Por
detrás do postigo desvidrado, Zefa do Prado, embiocava na escuridão espreitando
a silhueta de Jaime, recorte móvel no ar pardacento, por vezes já atravessado
de um ou outro raio de sol que dourava este e aquele telhado. Agente secreto
posto em serviço, um resto de xaile pelos ombros, espiolhava a rua seguindo os
passos do rapaz até a figura esfumar e desaparecer na curva. Enquanto isto, Zé
da Adega descoroçoava e dava voltas ao miolo para não contar o que vira e
supunha secreto e apenas seu. Moía-o não repartir com a mulher. Bem a conhecia.
Virgínia era uma língua de trapos, não sabia guardar mexericos, e este era de
alto lá, o que lhe impedia o desabafo. O segredo aturdia-o, pesava-lhe nos
interiores. Para amenizar, espalhava-o pelos montes, abria-se à indiferença das
ovelhas e contava-lhes o que vira. Mas não resolvia. Adormecido, a mente expandia
o mal estar e apoquentava a mulher, homem, tu não andas bom, dantes, dormias
que nem pedra; agora, levas as noites aos esticões e a revirar a cabeça na
almofada como um danado. E ele com desculpas e atenuantes esfarrapadas, uma
ovelha perdida, menos leite na ordenha, o dinheiro que faltava para a
contribuição. A agravar, vinham-lhe as histórias que ouvira na infância,
histórias de segredos invioláveis que torturavam os detentores. Vinha-lhe o
tocador que fora ao canavial por uma flauta e que, mal a punha à boca, logo
divulgava o segredo que alguém fora enterrar nesse lugar. E, na sua crença
ingénua, temia que castigo semelhante caísse sobre ele. Por vezes, imaginava
que o Chico aportava a casa, havia um estrilho tamanho mas resolvia o seu mau
estar. E chegava mesmo a fingir o assombro devido, no momento em que a mulher
lhe comunicava a nova. Mas a vida não se
dobra aos desejos de cada um. Zefa e Zé,
presentes e sem interferência, pareciam anjos de Wim Wenders. Não julgavam. Refém
da amizade que dedicava a Jaime, Zefa emudecia contrariando a sua natureza;
quanto ao Zé, sujeito de boa índole e algum romantismo serôdio, sentia-se compelido
a proteger os amantes e apoquentava-o o remorso se, em pensamento, chamava o
Chico.
Mas os
anjos mundanos perderam as asas, habitam a Terra de olhos inquietos e
desejantes, e eternamente guardam o céu a que aspiram e lhes é incógnito. São
por vezes de uma imperfeição tocante, de outras, mera boçalidade; uns dias
capazes de heroicidade e noutros apenas malévolos, vaidosos, autênticos barris
de inveja. Ninguém sabe onde nasceu, quem acendeu o rastilho, mas a bomba rebentou:
era fonte segura, tinham-no visto, Jaime andava metido com a filha do Pelinhos.

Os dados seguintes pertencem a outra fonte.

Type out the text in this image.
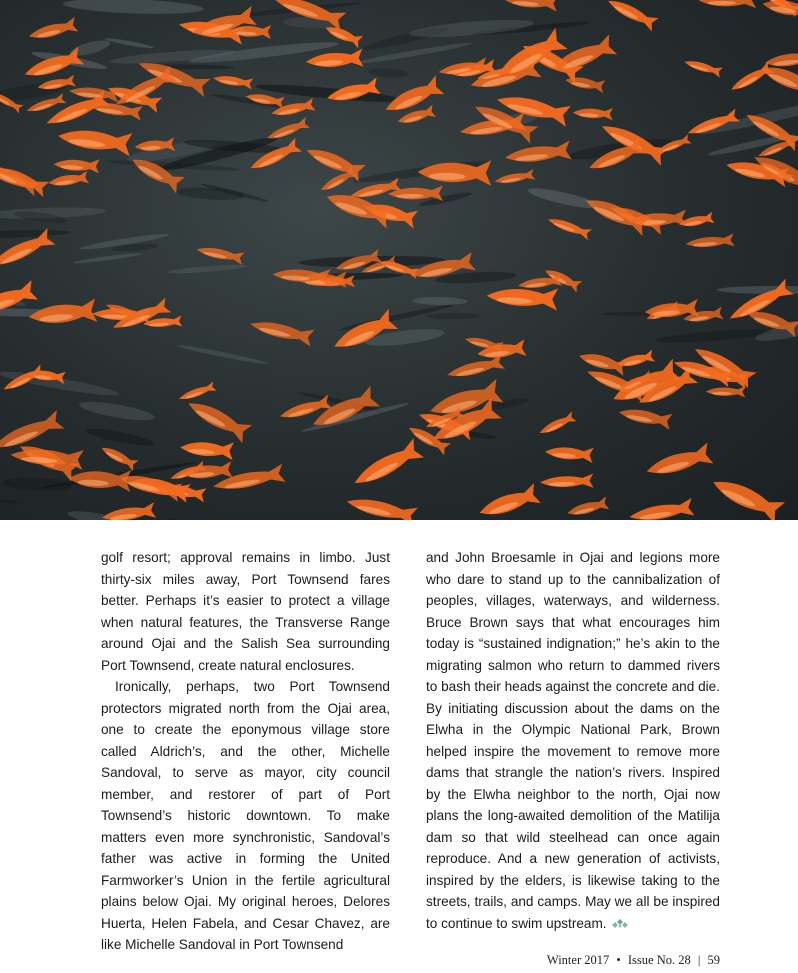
golf resort; approval remains in limbo. Just thirty-six miles away, Port Townsend fares better. Perhaps it’s easier to protect a village when natural features, the Transverse Range around Ojai and the Salish Sea surrounding Port Townsend, create natural enclosures.

Ironically, perhaps, two Port Townsend protectors migrated north from the Ojai area, one to create the eponymous village store called Aldrich’s, and the other, Michelle Sandoval, to serve as mayor, city council member, and restorer of part of Port Townsend’s historic downtown. To make matters even more synchronistic, Sandoval’s father was active in forming the United Farmworker’s Union in the fertile agricultural plains below Ojai. My original heroes, Delores Huerta, Helen Fabela, and Cesar Chavez, are like Michelle Sandoval in Port Townsend

and John Broesamle in Ojai and legions more who dare to stand up to the cannibalization of peoples, villages, waterways, and wilderness. Bruce Brown says that what encourages him today is “sustained indignation;” he’s akin to the migrating salmon who return to dammed rivers to bash their heads against the concrete and die. By initiating discussion about the dams on the Elwha in the Olympic National Park, Brown helped inspire the movement to remove more dams that strangle the nation’s rivers. Inspired by the Elwha neighbor to the north, Ojai now plans the long-awaited demolition of the Matilija dam so that wild steelhead can once again reproduce. And a new generation of activists, inspired by the elders, is likewise taking to the streets, trails, and camps. May we all be inspired to continue to swim upstream.

Winter 2017 • Issue No. 28 | 59
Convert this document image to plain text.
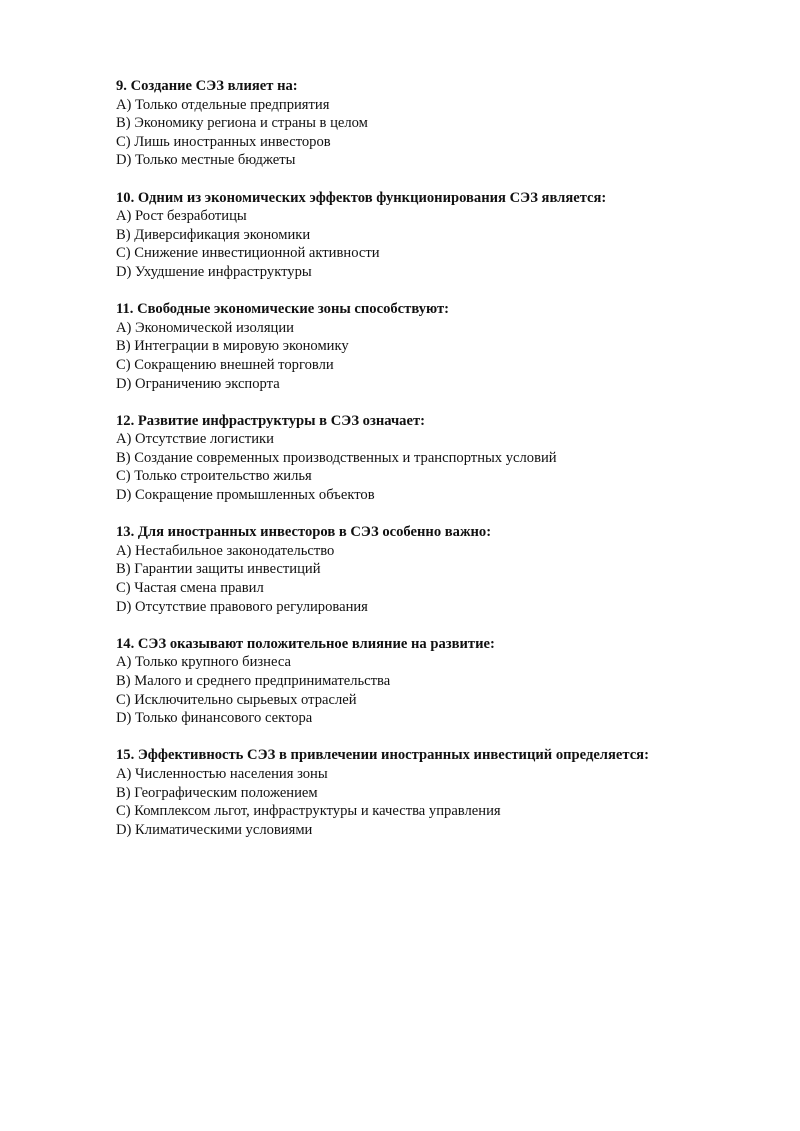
9. Создание СЭЗ влияет на:
A) Только отдельные предприятия
B) Экономику региона и страны в целом
C) Лишь иностранных инвесторов
D) Только местные бюджеты
10. Одним из экономических эффектов функционирования СЭЗ является:
A) Рост безработицы
B) Диверсификация экономики
C) Снижение инвестиционной активности
D) Ухудшение инфраструктуры
11. Свободные экономические зоны способствуют:
A) Экономической изоляции
B) Интеграции в мировую экономику
C) Сокращению внешней торговли
D) Ограничению экспорта
12. Развитие инфраструктуры в СЭЗ означает:
A) Отсутствие логистики
B) Создание современных производственных и транспортных условий
C) Только строительство жилья
D) Сокращение промышленных объектов
13. Для иностранных инвесторов в СЭЗ особенно важно:
A) Нестабильное законодательство
B) Гарантии защиты инвестиций
C) Частая смена правил
D) Отсутствие правового регулирования
14. СЭЗ оказывают положительное влияние на развитие:
A) Только крупного бизнеса
B) Малого и среднего предпринимательства
C) Исключительно сырьевых отраслей
D) Только финансового сектора
15. Эффективность СЭЗ в привлечении иностранных инвестиций определяется:
A) Численностью населения зоны
B) Географическим положением
C) Комплексом льгот, инфраструктуры и качества управления
D) Климатическими условиями
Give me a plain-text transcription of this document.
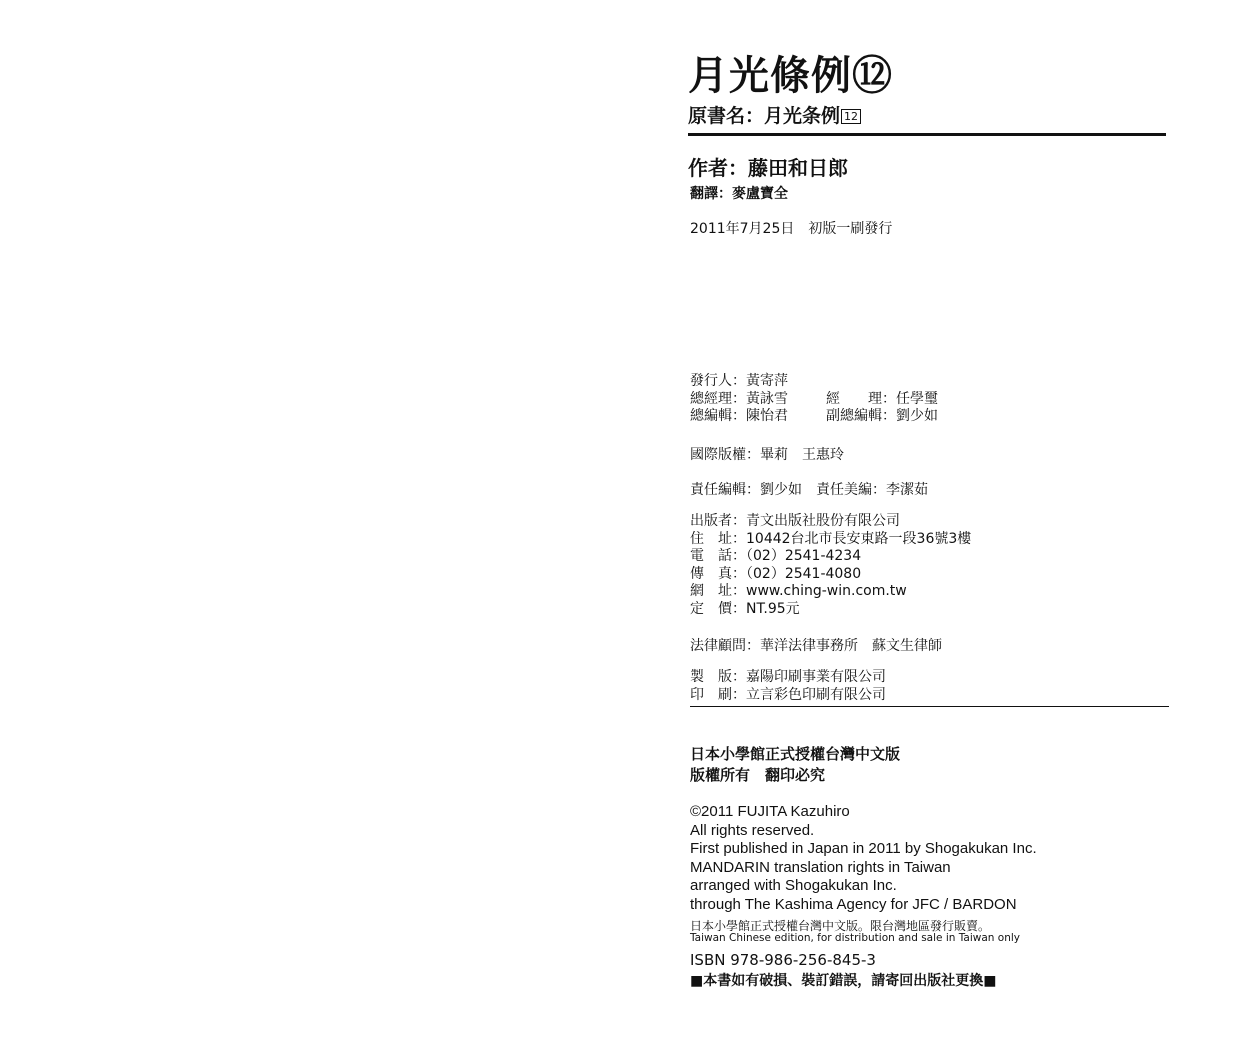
月光條例⑫
原書名：月光条例 12
作者：藤田和日郎
翻譯：麥盧寶全
2011年7月25日　初版一刷發行
發行人：黃寄萍	
總經理：黃詠雪	經　　理：任學璽
總編輯：陳怡君	副總編輯：劉少如
國際版權：畢莉　王惠玲
責任編輯：劉少如　責任美編：李潔茹
出版者：青文出版社股份有限公司
住　址：10442台北市長安東路一段36號3樓
電　話：（02）2541-4234
傳　真：（02）2541-4080
網　址：www.ching-win.com.tw
定　價：NT.95元
法律顧問：華洋法律事務所　蘇文生律師
製　版：嘉陽印刷事業有限公司
印　刷：立言彩色印刷有限公司
日本小學館正式授權台灣中文版
版權所有　翻印必究
©2011 FUJITA Kazuhiro
All rights reserved.
First published in Japan in 2011 by Shogakukan Inc.
MANDARIN translation rights in Taiwan
arranged with Shogakukan Inc.
through The Kashima Agency for JFC / BARDON
日本小學館正式授權台灣中文版。限台灣地區發行販賣。
Taiwan Chinese edition, for distribution and sale in Taiwan only
ISBN 978-986-256-845-3
■本書如有破損、裝訂錯誤，請寄回出版社更換■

E foi um diz que diz, um tal arrasar da mulher que, com filha crescida e pouco
mais nova que Jaime, devia ter juízo. Porém, qual fosse a razão, o burburinho
fazia-se em surdina e em surdina se esperava a vinda do Chico. Enquanto isso, as
madrugadas fizeram-se de companhia, havia gente que desejava surpreender a
desfaçatez dos amantes.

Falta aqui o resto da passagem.